One of the challenges in adapting Tan Twan Eng’s award-winning novel The Garden Of Evening Mists into a movie has to be finding a garden that has all the beauty and magic the author so intricately described on paper.
The novel opens with lawyer Yun Ling, who wishes to build a garden in honour of her sister who died at a Japanese internment camp in Malaya in the 1950s.
Enter the mysterious Nakamura Aritomo. Once a gardener to a Japanese emperor, Aritomo now owns the breathtaking garden, Yugiri (which means “Evening Mists”), in Cameron Highlands.
Yun Ling tries to commission the revered gardener to build one for her. Instead, Aritomo takes Yun Ling in as an apprentice, showing her the ropes in Yugiri.
Astro Shaw and HBO Asia have started shooting the film adaptation in May at numerous locations in Malaysia including Cameron Highlands.
The cast and crew share their filming experience so far at a press event in Kuala Lumpur.
“When production first started, people were saying, ‘Do we want to build it inside a studio? It’s more controllable’,” Taiwanese director Tom Lin talks about bringing Yugiri to life on-screen.
“Because the book is so based in reality, we are going with as little CGI as possible. I try to do everything practical, even mists. We’ve done so. We built a garden. We built a house. We’re very proud of it,” Lin adds.
Another challenge is of course adapting the highly-celebrated book itself, which won the 2012 Man Asian literary prize.

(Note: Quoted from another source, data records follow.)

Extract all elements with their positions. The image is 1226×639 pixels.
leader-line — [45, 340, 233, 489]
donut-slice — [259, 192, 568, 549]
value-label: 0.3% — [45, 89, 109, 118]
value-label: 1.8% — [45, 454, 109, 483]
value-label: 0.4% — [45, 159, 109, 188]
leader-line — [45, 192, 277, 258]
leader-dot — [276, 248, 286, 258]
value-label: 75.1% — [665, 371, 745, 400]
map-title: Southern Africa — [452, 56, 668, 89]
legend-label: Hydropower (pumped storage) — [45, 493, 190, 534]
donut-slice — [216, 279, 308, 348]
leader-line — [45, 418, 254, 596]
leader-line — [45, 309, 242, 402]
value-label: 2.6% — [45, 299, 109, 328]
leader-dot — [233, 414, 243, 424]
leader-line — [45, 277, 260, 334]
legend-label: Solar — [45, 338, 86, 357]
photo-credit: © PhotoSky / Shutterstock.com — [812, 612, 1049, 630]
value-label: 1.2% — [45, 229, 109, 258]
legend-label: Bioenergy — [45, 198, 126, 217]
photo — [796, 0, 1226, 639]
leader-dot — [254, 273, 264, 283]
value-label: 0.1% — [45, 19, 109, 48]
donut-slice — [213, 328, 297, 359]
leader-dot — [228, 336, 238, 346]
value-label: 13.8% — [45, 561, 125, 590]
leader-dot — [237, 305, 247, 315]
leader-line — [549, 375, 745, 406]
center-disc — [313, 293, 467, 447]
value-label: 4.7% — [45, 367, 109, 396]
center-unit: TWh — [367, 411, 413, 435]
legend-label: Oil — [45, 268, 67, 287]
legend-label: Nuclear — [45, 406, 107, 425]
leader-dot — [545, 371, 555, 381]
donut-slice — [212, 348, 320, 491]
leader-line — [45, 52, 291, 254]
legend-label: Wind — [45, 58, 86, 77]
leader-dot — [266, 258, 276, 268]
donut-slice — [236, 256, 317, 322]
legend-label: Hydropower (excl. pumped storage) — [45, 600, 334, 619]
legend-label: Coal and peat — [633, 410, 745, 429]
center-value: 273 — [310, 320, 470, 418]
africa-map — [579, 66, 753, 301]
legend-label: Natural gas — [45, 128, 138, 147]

Actors John Hannah and David Oakes, who play Yun Ling’s family friend Magnus and Frederik respectively, reveal their characters are British instead of South African, as detailed in the book.
“The South African strand is something that Magnus’ character explores in the book but it feels separate to Yun Ling’s adventure, her narrative. So I think by removing the South African (storyline), you don’t lose any of that central spine,” Oakes reasons.
“I think it’s a shame. One of the nicest things about the novel is that Twan Eng gets to bring his new hometown into it as well (the author currently resides in Cape Town). But it also means if people watch the film first, they can read the book and have something extra (to discover).” Oakes says.
The director adds the film is faithful to the book in spirit: “With every adaptation I do, I try to find the spirit of, not just the book, but the writer itself.
“Whenever we have to deviate from the narrative of the story, whether it’s because of time or location issues, I think in terms of how Twan Eng would think and how the story would flow.”
While changes are inevitable when it comes to adaptations, there is one thing the author says he will not compromise on: “The title. You’ve seen some productions where they’ve completely changed the title of the book and it transforms the very focus of the book itself.
“So the fact that they retained the title gave me a sense of assurance. That they understood what the soul of the book was.”
Speaking of change, Japanese actor Hiroshi Abe, who plays Aritomo, had to speak in a language he’s not familiar with in the film.
“About 90% of this movie is in English, so it’s hard for me. But it’s a relief that the director told me to speak English the way a Japanese would speak it, unlike in some Hollywood movies where I was asked to speak English with an American accent,” Abe, 54, shares.
Malaysian actress Lee Sinje also has her work cut out for her, playing Yun Ling who witnessed the brutalities of war at a Japanese internment camp.
Lee, 42, says: “We haven’t shot those scenes yet (at the internment camp) but I can already get a sense of how hard it will be through the script.
“The director showed me a model of the camp one day and I was so shocked. I said, ‘Are you sure this is where I sleep? There’s no room at all!’ ”
Lee says while she didn’t speak to real-life prisoners of war, she immersed herself in the role by watching various documentaries depicting their suffering.
The critically-acclaimed actress, who shot to fame through the 2002 horror flick The Eye, says she’s thrilled to be a part of the project.
“I’m a Malaysian actress based in Taiwan and Hong Kong. I’ve only acted in a Malaysian movie once about 10 years ago. I’ve always looked forward to working here again because I want to act as a Malaysian, someone I most relate to.”